Sanchez Loigi noted that coffee comes in many forms, from instant coffee to Frappuccinos, and is consumed with different cultural norms in different places: someone with a particular genotype might end up with a completely different phenotype in the UK than in the US.

“And that's exactly what the data tells us,” she says, “because in the case of height, behavior doesn't really matter, but behavior and selection in the environment affect it in different ways. So genotype-by-environment interactions complicate the picture.”

The researchers stressed the need for further research to address not only coffee and caffeine consumption but also the use of other substances to elucidate the genetic and environmental relationships.

In addition to these researchers, co-authors on the paper from UC San Diego include Benjamin K. Pham, John J. Meredith, Mariella V. Jennings, Natasia S. Courchesne-Kulak, and Sevim B. Bianchi from the Department of Psychiatry. Additional co-authors include Pierre Fontanillas of 23andMe, Inc., Laura Villar-Ribot of Universitat Autònoma de Barcelona, ​​Spain, Julian Mutz of King's College London, UK, Sarah L. Elson and Gibran Y. Khokhar of the University of Guelph, Canada, Abdel Abdellaoui of the University of Amsterdam, The Netherlands, Lee K. Davis of Vanderbilt University Medical Center, and the 23andMe research team.

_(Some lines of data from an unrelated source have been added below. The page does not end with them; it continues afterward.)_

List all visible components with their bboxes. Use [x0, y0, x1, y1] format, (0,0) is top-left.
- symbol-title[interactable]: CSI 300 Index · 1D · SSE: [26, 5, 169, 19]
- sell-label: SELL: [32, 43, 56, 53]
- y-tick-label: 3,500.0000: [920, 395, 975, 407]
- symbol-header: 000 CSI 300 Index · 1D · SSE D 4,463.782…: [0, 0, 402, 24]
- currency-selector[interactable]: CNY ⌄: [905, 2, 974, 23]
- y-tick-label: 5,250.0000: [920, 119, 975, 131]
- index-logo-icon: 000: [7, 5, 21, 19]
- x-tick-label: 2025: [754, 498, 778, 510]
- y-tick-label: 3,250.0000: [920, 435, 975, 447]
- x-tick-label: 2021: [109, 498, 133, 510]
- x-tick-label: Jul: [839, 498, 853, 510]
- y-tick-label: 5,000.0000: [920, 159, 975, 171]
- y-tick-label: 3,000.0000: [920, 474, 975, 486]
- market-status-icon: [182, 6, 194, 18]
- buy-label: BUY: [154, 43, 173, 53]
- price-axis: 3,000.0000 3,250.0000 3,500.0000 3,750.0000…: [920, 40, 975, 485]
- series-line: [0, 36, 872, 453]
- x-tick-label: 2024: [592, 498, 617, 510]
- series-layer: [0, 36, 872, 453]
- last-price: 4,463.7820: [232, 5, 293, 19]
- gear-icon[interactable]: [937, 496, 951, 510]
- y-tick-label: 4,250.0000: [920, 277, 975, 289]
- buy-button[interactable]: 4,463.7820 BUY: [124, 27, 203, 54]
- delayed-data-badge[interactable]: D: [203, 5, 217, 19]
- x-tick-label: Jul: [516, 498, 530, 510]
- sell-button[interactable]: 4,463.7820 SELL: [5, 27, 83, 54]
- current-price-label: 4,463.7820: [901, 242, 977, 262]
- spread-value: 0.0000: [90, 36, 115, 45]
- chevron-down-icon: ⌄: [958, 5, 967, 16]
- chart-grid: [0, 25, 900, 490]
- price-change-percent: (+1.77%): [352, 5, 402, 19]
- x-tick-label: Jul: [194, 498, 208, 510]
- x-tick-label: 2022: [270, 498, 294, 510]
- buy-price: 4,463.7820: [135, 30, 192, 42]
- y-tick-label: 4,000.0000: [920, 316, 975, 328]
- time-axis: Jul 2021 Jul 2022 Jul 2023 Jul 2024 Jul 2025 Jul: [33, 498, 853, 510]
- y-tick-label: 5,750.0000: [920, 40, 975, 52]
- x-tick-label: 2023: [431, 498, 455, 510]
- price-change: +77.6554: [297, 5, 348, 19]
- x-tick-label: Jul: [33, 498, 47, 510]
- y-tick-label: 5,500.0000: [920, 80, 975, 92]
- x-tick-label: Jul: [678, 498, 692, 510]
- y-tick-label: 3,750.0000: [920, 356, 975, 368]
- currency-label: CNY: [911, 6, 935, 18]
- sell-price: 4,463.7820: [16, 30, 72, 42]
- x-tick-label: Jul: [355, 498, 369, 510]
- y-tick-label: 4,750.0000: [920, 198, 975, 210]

Mariela V. Jennings, Sevim B. Bianchi, and Sandra Sanchez-Roige are supported by funds from the California Tobacco Related Disease Research Program (TRDRP; grant numbers T29KT0526 and T32IR5226). Sevim B. Bianchi and Abraham Palmer are also supported by P50DA037844. BKP, Julian Mutz, and Sandra Sanchez-Roige are supported by NIH/NIDA DP1DA054394. Hayley H. A. Thorpe is funded through a Natural Sciences and Engineering Research Council PGS-D scholarship and a Canadian Institutes of Health Research (CIHR) fellowship. Jibran Y. Khokhar is supported by a CIHR Canada Translational Neuropsychopharmacology Fellowship. Lea K. Davis is supported by R01 MH113362. Natasia S. Courchesne-Krak is funded through a NeuroAIDs Interdisciplinary Research Fellowship (grant number R25MH081482). Julian Mutz is funded by the National Institute for Health and Care Research (NIHR) Maudsley Biomedical Research Centre, South London, Maudsley NHS Foundation Trust and King's College London.